De manière cynique, il n’y aurait pas tout ce barouf sans tout ce massacre. Le film, U2… ce n’est pas tant une question économique, c’est même avant cela : le cinéma lui-même, comme si toute forme d’empathie au cinéma, surtout concernant des faits réels, avait pour but exactement l’inverse de ce qui est annoncé (et le malaise, parfois, en voyant une actrice, parfaite dans son rôle, sourire comme une grosse conne avec son Chanel 5 et son collier de perles) ; cela fait partie du cinéma, mais ce kitsch, là, déjà, qui comprend même les deux autres kitsch au moins…

Lorsqu’elle est touchée de près par un film, c’est la première à pleurer, à être profondément angoissée, mais souvent, on dirait bien que ce n’est pour elle qu’un film, ni plus ni moins. Pas donc pour tous les films, cependant. Sans doute les films auxquels elle obéit au kitsch sont-ils ceux qui me laissent le plus indifférent, n’y croyant pas. C’est bien une histoire de croyance, le kitsch est une histoire de croyance. Sans kitsch, il n’y a ‘‘que’’ du récit. Kundera a beau dire, cependant, on ne peut pas faire sans kitsch (celui qu’il déballe pour son « roman (forcément) moderne » est quand même évident !). Peut-être voir ceux auxquels nous sommes sensibles (le kitsch se satisfait d’images, on dirait) et là où nous n’avons ‘‘que’’ du récit à proposer, est-il un bon moyen, comme un autre, de portraiturer quelqu’un. En tous les cas, nous devons tisser le drapé de notre route entre kitsch et tragique, au risque de n’obéir qu’à l’un (et donc, sur le principe du refoulé, de n’être placé finalement que sous la gouverne de l’autre).

jeudi, décembre 21, 2006

Et puis joyeux Noël...

Je pense aux cadeaux de Noël. Je suis encore mains vides.
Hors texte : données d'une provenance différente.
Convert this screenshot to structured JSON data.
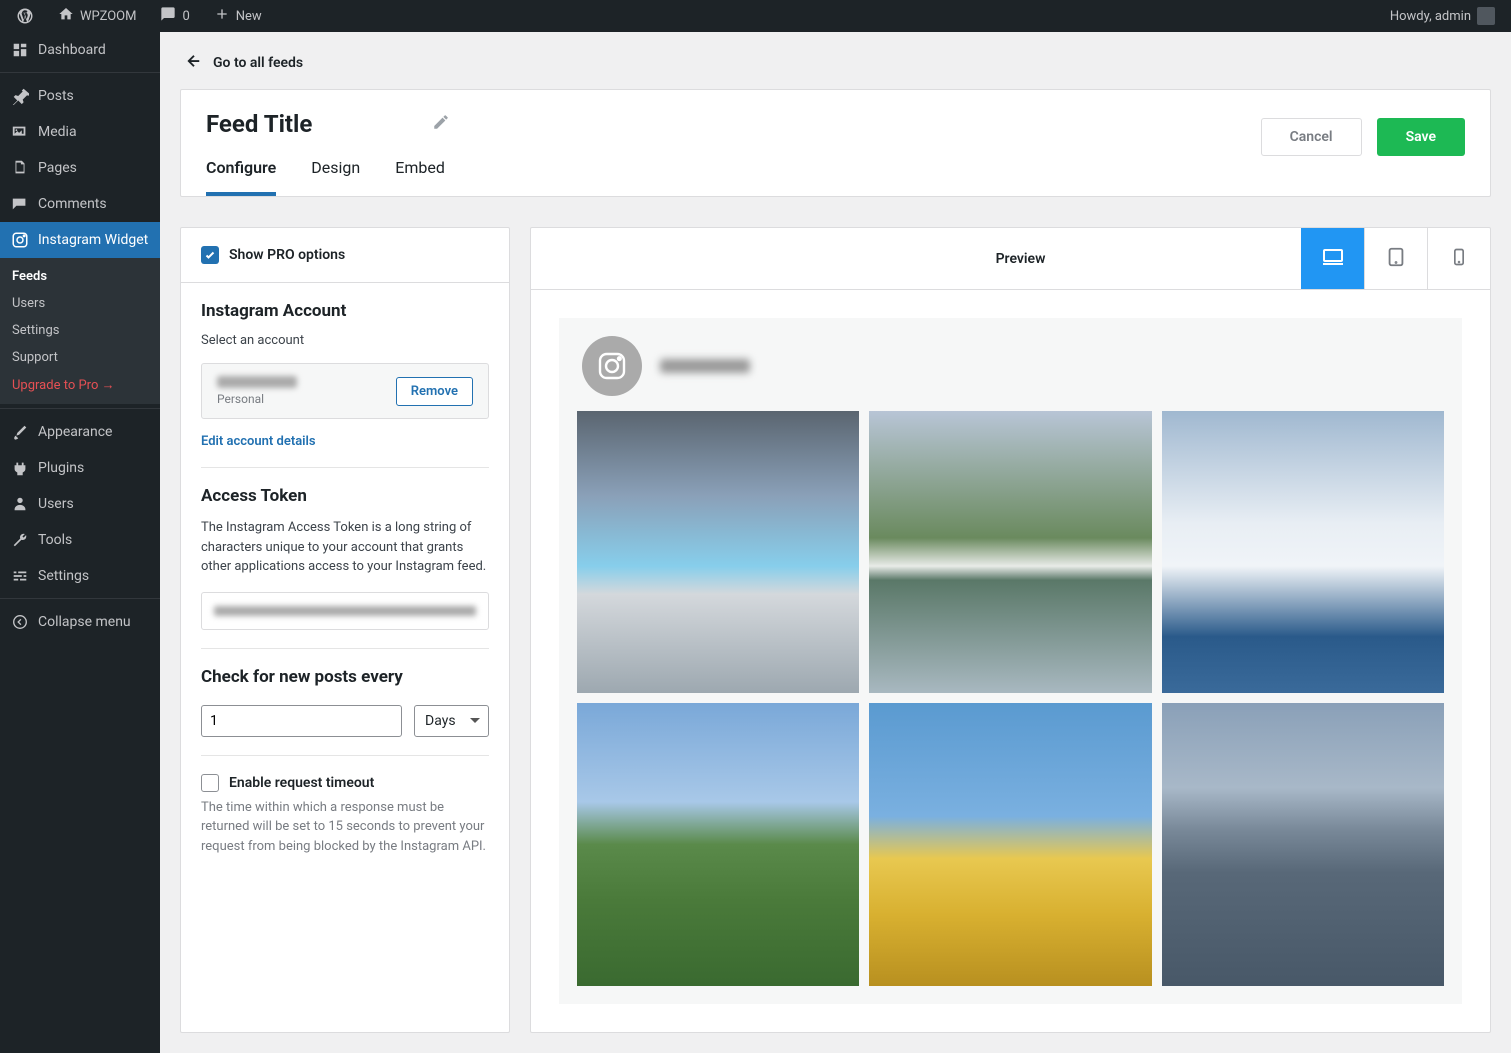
{
  "adminBar": {
    "siteName": "WPZOOM",
    "commentsCount": "0",
    "newLabel": "New",
    "howdy": "Howdy, admin"
  },
  "sidebar": {
    "dashboard": "Dashboard",
    "posts": "Posts",
    "media": "Media",
    "pages": "Pages",
    "comments": "Comments",
    "instagramWidget": "Instagram Widget",
    "submenu": {
      "feeds": "Feeds",
      "users": "Users",
      "settings": "Settings",
      "support": "Support",
      "upgrade": "Upgrade to Pro →"
    },
    "appearance": "Appearance",
    "plugins": "Plugins",
    "users": "Users",
    "tools": "Tools",
    "settings": "Settings",
    "collapse": "Collapse menu"
  },
  "backLink": "Go to all feeds",
  "header": {
    "title": "Feed Title",
    "tabs": {
      "configure": "Configure",
      "design": "Design",
      "embed": "Embed"
    },
    "cancel": "Cancel",
    "save": "Save"
  },
  "settings": {
    "showPro": "Show PRO options",
    "account": {
      "title": "Instagram Account",
      "sub": "Select an account",
      "type": "Personal",
      "remove": "Remove",
      "editLink": "Edit account details"
    },
    "token": {
      "title": "Access Token",
      "desc": "The Instagram Access Token is a long string of characters unique to your account that grants other applications access to your Instagram feed."
    },
    "check": {
      "title": "Check for new posts every",
      "value": "1",
      "unit": "Days"
    },
    "timeout": {
      "label": "Enable request timeout",
      "desc": "The time within which a response must be returned will be set to 15 seconds to prevent your request from being blocked by the Instagram API."
    }
  },
  "preview": {
    "title": "Preview"
  }
}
C’est comme les élections. Bien avant on se dit qu’on trouvera enfin le poulain dont on a tant rêvé, puis plus l’échéance approche, plus l’on se dit que ce rêve, il faut commencer à envisager qu’il prenne forme, à voir parmi ce qui existe, parmi ce qui est possible, qu’elle incarnation il pourrait bien revêtir. Enfin, lorsqu’il s’agit de voter, on voit bien que le jeu est truqué, on crie haut et fort qu’ils sont tous aussi déplorables les uns que les autres, et qu’il est hors de question que l’on participe à cette mascarade, mais, le jour venu, avec tout le monde qui ne parle que de ça, tous nos proches, famille et amis, qui ne parlent que de ça et nous pressent de question et se lancent dans de grands débats à l’ancienne alors qu’on sait pertinemment, et eux aussi, qu’ils ne croient pas un seul mot de ce qu’ils disent (et il ne s’agit même pas seulement de se justifier !), avec tous les commerçants et autres pèlerins de la rue qui nous lancent des regards et des sourires de connivence, à laquelle il faut appartenir, connivence très légère dans l’air cependant, bref : si l’on ne vote pas, on est out, c’est le plus grand rendez-vous raté, auquel pourtant on était attendu aux premières loges, il n’y a plus qu’à culpabiliser, genre t’as raté l’acte de fondation de la renaissance sous un autre nom du pays, il te faudra à jamais vivre dans l’ancien, séparé des tiens par une profonde invisible frontière.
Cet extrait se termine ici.